Finding words in maps, part 2: seeing the results
The Living with Machines team are interested in finding text in historic maps and recently had a hack week where a group of us tried a tool called Strabo (by researchers at the University of Southern California Spatial Informatics Laboratory) designed to do exactly this. Our efforts are described in a post, Finding words in maps. Strabo aims to identify text on a map image, and then transcribes (or OCRs) these sections to produce computer-readable text. By the end of the week we had the tool working on some map images we are using in Living with Machines. But how successful is the tool with our maps? Strabo outputs an image, drawing outlines over the map where text is detected, and produces a separate data file (in a format called JSON) with these polygon coordinates and any output text data. But it is difficult to tell which sections it has produced text data for and how accurate that text data is.

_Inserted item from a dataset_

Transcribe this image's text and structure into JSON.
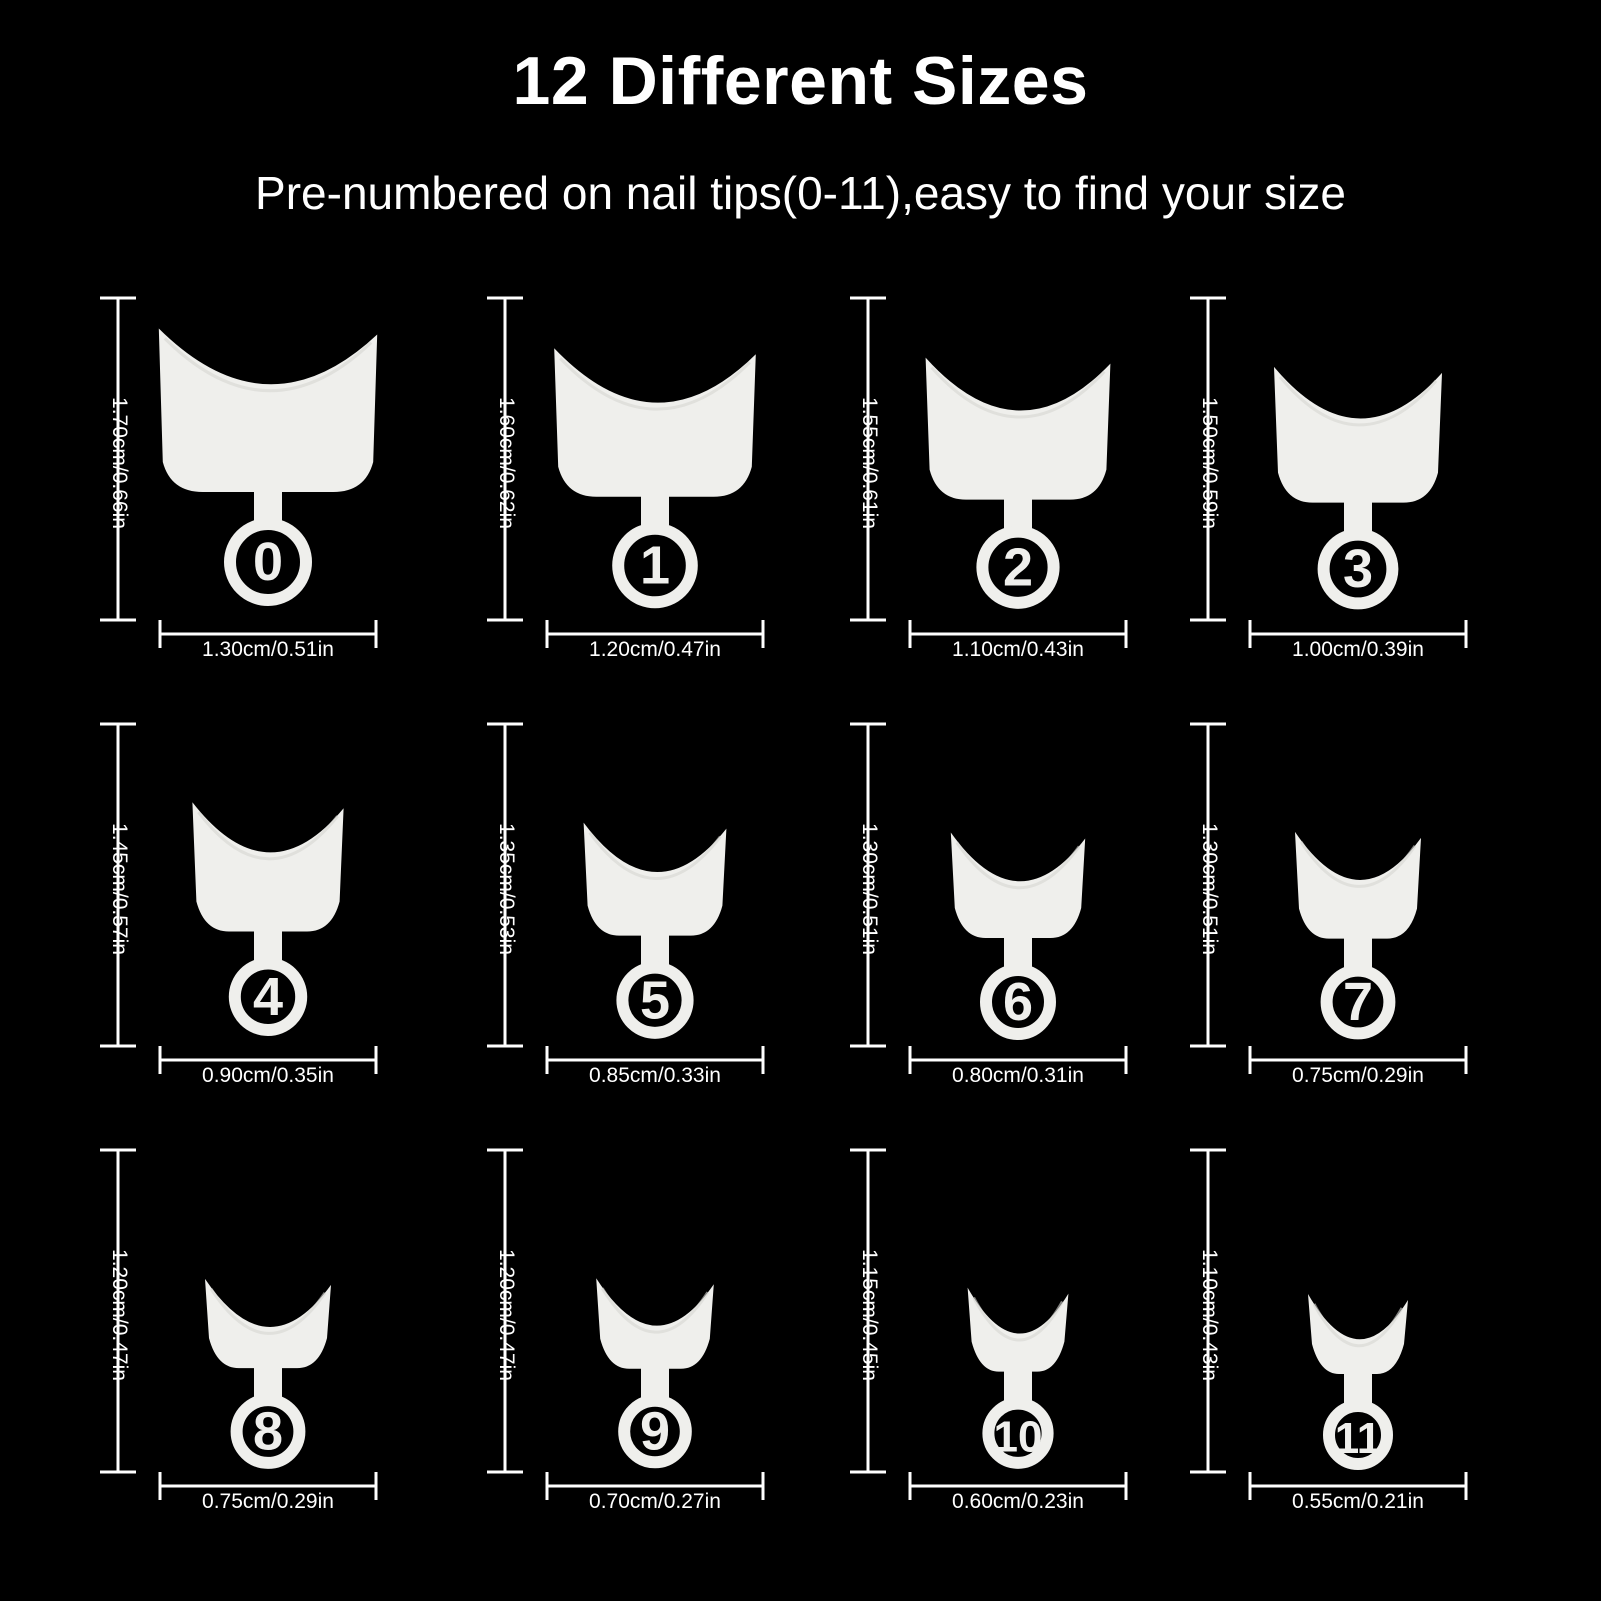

One way to get a better idea of how well the tool is doing is to draw the output JSON data back over the map. In the image below, the coloured shapes drawn over the map are where the tool detects there to be text: yellow where text data was produced with OCR; blue when it detected text but didn’t transcribe it. Any extracted text data is also written over the top. With sliders to adjust the different layers’ opacity, it is possible to get a better sense of the results quality and in what kinds of cases the tool is struggling. (Visualising the output JSON is done in JavaScript/d3.js). Reviewing the output of Strabo visually in this way is a step towards evaluating the quality of text recognition in historical maps.

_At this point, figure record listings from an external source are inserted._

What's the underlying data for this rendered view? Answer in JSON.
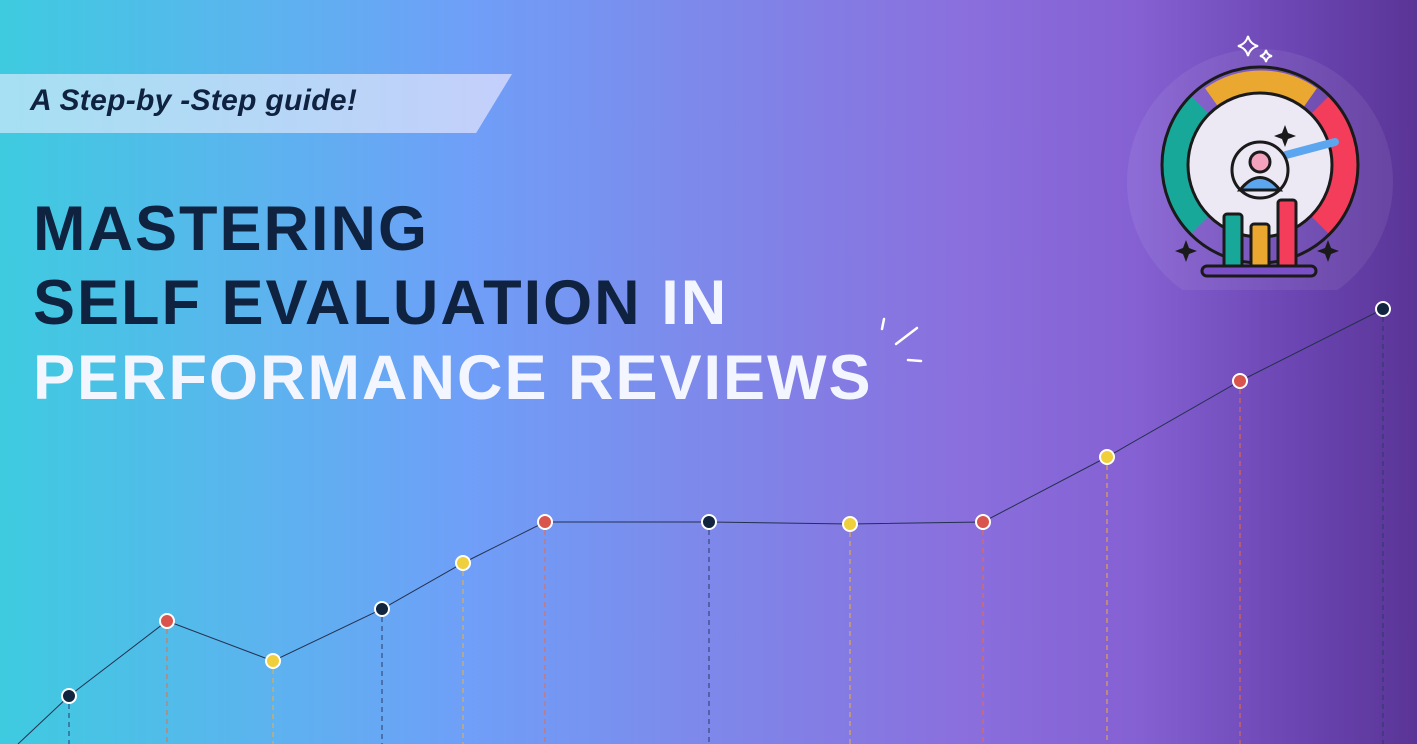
{
  "banner": {
    "tagline": "A Step-by -Step guide!"
  },
  "headline": {
    "line1": "MASTERING",
    "line2_dark": "SELF EVALUATION",
    "line2_light": "IN",
    "line3": "PERFORMANCE REVIEWS"
  },
  "colors": {
    "dark_text": "#0f2240",
    "light_text": "#f4f6ff",
    "point_navy": "#12253f",
    "point_red": "#d9544c",
    "point_yellow": "#f0cf3c"
  },
  "illustration": {
    "icon": "performance-gauge-user-magnifier-bar-chart-icon"
  },
  "decorative_line_chart": {
    "point_colors": [
      "navy",
      "red",
      "yellow",
      "navy",
      "yellow",
      "red",
      "navy",
      "yellow",
      "red",
      "yellow",
      "red",
      "navy"
    ]
  }
}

For this particular map (Haslingden in Lancashire), what do we learn? We can see the tool has had mixed success. It detects some of the map text, but trips up on a fair amount of this in the OCR stage. It is having a particularly hard time with street names in the built-up town area. Looking in more detail, while the tool considers some of the buildings and part of the railway line are text, fortunately it largely does not produce text data for these.
It may be doing a better job with particular typefaces. (Running OCR on historic documents commonly runs into problems when the typefaces are dissimilar from modern ones, which the software is optimised for). In this case, the tool is not obviously struggling with the more decorative 19th-Century typefaces (though it misses text which has very wide letter spacing). With field numbers, though, text data is often extracted for the bottom number, but not the top (which is a different typeface). Neither of these at a glance seem that far from modern typeface designs, though the OCRed typeface is a serif while the other is a sans-serif, which may be relevant?

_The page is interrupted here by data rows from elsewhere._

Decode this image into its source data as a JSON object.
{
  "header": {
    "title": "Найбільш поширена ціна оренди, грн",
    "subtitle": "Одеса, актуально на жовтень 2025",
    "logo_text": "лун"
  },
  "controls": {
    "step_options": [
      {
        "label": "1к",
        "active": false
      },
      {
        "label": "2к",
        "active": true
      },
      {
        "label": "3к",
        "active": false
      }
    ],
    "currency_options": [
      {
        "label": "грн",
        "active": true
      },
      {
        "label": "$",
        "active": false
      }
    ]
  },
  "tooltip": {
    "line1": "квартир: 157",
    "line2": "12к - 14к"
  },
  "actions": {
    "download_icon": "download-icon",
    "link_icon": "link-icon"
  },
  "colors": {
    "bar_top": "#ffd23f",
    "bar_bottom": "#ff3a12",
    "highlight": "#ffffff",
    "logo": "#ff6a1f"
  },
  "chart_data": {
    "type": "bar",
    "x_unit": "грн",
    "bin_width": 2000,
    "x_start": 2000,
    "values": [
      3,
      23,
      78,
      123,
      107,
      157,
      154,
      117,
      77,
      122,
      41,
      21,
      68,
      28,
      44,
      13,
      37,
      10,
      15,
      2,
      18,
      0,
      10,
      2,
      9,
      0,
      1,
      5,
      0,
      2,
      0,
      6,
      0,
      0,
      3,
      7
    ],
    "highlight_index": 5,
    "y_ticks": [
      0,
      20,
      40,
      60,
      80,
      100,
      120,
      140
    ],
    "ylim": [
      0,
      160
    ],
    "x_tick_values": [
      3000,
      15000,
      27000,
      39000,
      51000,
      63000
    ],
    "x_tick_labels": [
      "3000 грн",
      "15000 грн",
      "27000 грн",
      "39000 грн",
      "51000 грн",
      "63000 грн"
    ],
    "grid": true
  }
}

The tool mistakes particular visual elements for text, for example, it “reads” grass symbols. In some cases this produces nonsense, but in other cases actual words, eg. ‘Vipers’. This is something we need to watch out for in any future use!
This visualisation technique gives us quick, non-statistical feedback on the success of Strabo text detection/extraction in our map image. It indicates where the tool struggles and where we might want to direct our attention in future work to improve results.